In [None]:
import pandas as pd
import seaborn as sns
import matplotlib.pyplot as plt

# EDA Question 1
# How does the 'Variance Ratio' (how much the actual cost varies compared to the original budget) of completed projects vary by province, and are there regions where cost overruns are consistently higher than the national average? 

df_master = pd.read_csv("./data/merged/typhoon-info-infra-project.csv")

# 1. Isolate the "Final State" for each province
# We take the .max() of the cumulative columns because they represent 
# the total accumulation up to the most recent data point.
province_final_stats = df_master.groupby(['Province', 'Region']).agg({
    'Cumulative_Budget_To_Date': 'max',
    'Cumulative_Variance_To_Date': 'max'
}).reset_index()

# 2. Calculate the Final Variance Ratio for the province
# This represents the total percentage of 'over-spending' for that province's history
province_final_stats['Final_Variance_Ratio'] = (
    province_final_stats['Cumulative_Variance_To_Date'] / 
    province_final_stats['Cumulative_Budget_To_Date']
)

# 3. Calculate the National Baseline using these FINAL province ratios
# This ensures every province contributes equally to the average, regardless of typhoon frequency
national_avg_ratio = province_final_stats['Final_Variance_Ratio'].mean()

print(f"Corrected National Average Variance Ratio: {national_avg_ratio:.2%}")
print(province_final_stats.sort_values(by='Final_Variance_Ratio', ascending=False).head())

plt.figure(figsize=(14, 8))

# Sorting to make outliers (like Sorsogon) obvious
province_final_stats = province_final_stats.sort_values('Final_Variance_Ratio', ascending=False)

sns.barplot(
    data=province_final_stats, 
    x='Province', 
    y='Final_Variance_Ratio', 
    hue='Region', 
    dodge=False
)

# The correct National Baseline
plt.axhline(national_avg_ratio, color='red', linestyle='--', label=f'National Avg ({national_avg_ratio:.2%})')

plt.title('Final Aggregate Variance Ratio per Province (Corrected)')
plt.ylabel('Aggregate Variance Ratio (Total Overrun %)')
plt.xticks(rotation=90)
plt.legend(bbox_to_anchor=(1, 1))
plt.tight_layout()
plt.savefig('data/eda-outputs/province_variance_analysis.png', dpi=300, bbox_inches='tight')
plt.show()

In [None]:
# Justification of Visualization:

# We utilized a sorted bar chart with a red horizontal reference line representing the national average (1.20%). A bar chart is the most effective way to compare a specific metric across discrete categories (provinces), while the reference line allows for immediate identification of outliers.

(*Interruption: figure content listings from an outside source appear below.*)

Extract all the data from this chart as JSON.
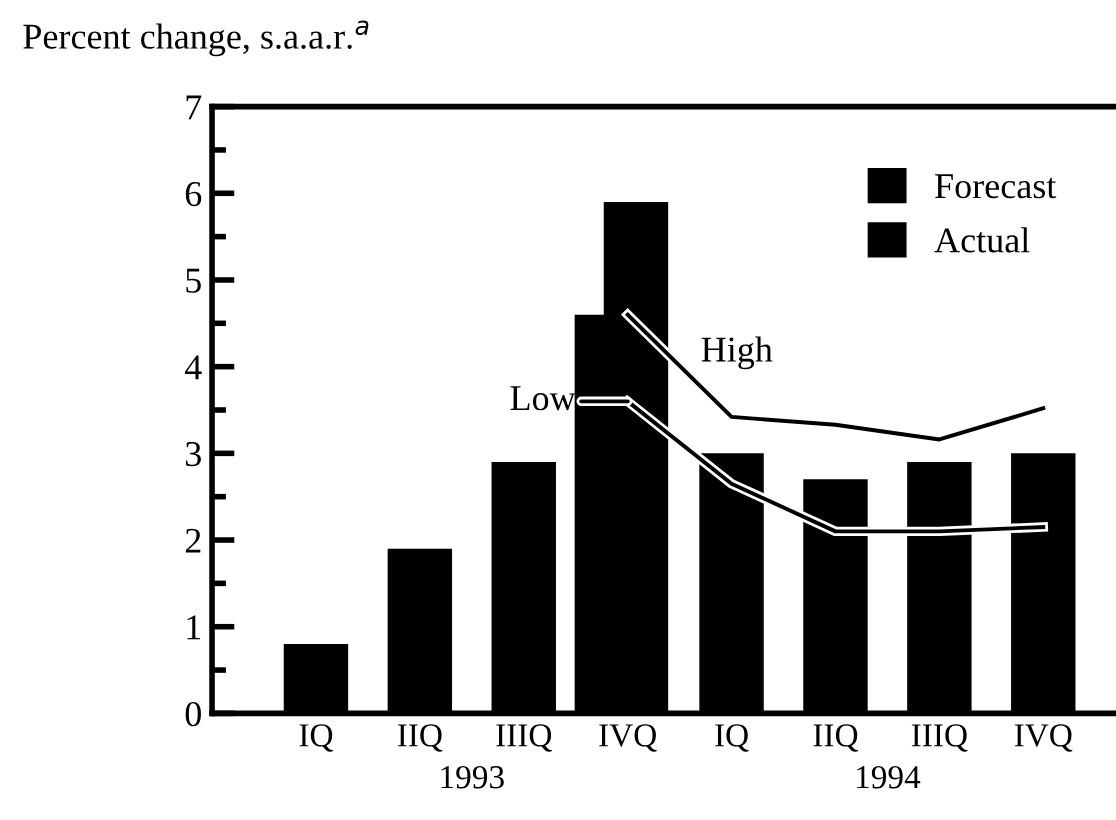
{
  "chart_data": {
    "type": "bar",
    "ylabel": "Percent change, s.a.a.r.$^{a}$",
    "categories": [
      "IQ",
      "IIQ",
      "IIIQ",
      "IVQ",
      "IQ",
      "IIQ",
      "IIIQ",
      "IVQ"
    ],
    "series": [
      {
        "name": "Forecast",
        "color": "#000000",
        "values": [
          null,
          null,
          null,
          4.6,
          3.0,
          2.7,
          2.9,
          3.0
        ]
      },
      {
        "name": "Actual",
        "color": "#000000",
        "values": [
          0.8,
          1.9,
          2.9,
          5.9,
          null,
          null,
          null,
          null
        ]
      },
      {
        "name": "High",
        "type": "line",
        "color": "#000000",
        "values": [
          null,
          null,
          null,
          4.6,
          3.42,
          3.33,
          3.16,
          3.52
        ]
      },
      {
        "name": "Low",
        "type": "line",
        "color": "#000000",
        "values": [
          null,
          null,
          null,
          3.6,
          2.65,
          2.1,
          2.1,
          2.15
        ]
      }
    ],
    "annotations": [
      "1993",
      "1994"
    ],
    "ylim": [
      0,
      7
    ],
    "yticks": [
      0,
      1,
      2,
      3,
      4,
      5,
      6,
      7
    ],
    "grid": false,
    "legend": "top right"
  }
}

# Interpretation & Insights:

# Efficiency Outliers: Sorsogon and Batanes demonstrate the highest fiscal friction, with Sorsogon's overrun ratio being nearly eight times higher than the national average.

# Regional Pattern: There is a noticeable clustering of Region V (Bicol) provinces at the high end of the spectrum, suggesting that management challenges may be regional rather than isolated to single provinces.

# Conclusion on EDA question 1: This randomness in efficiency suggests that "fiscal friction" is a systemic issue across the Philippines, not necessarily tied to a province's weather risk, as even "dry" provinces show significant variance.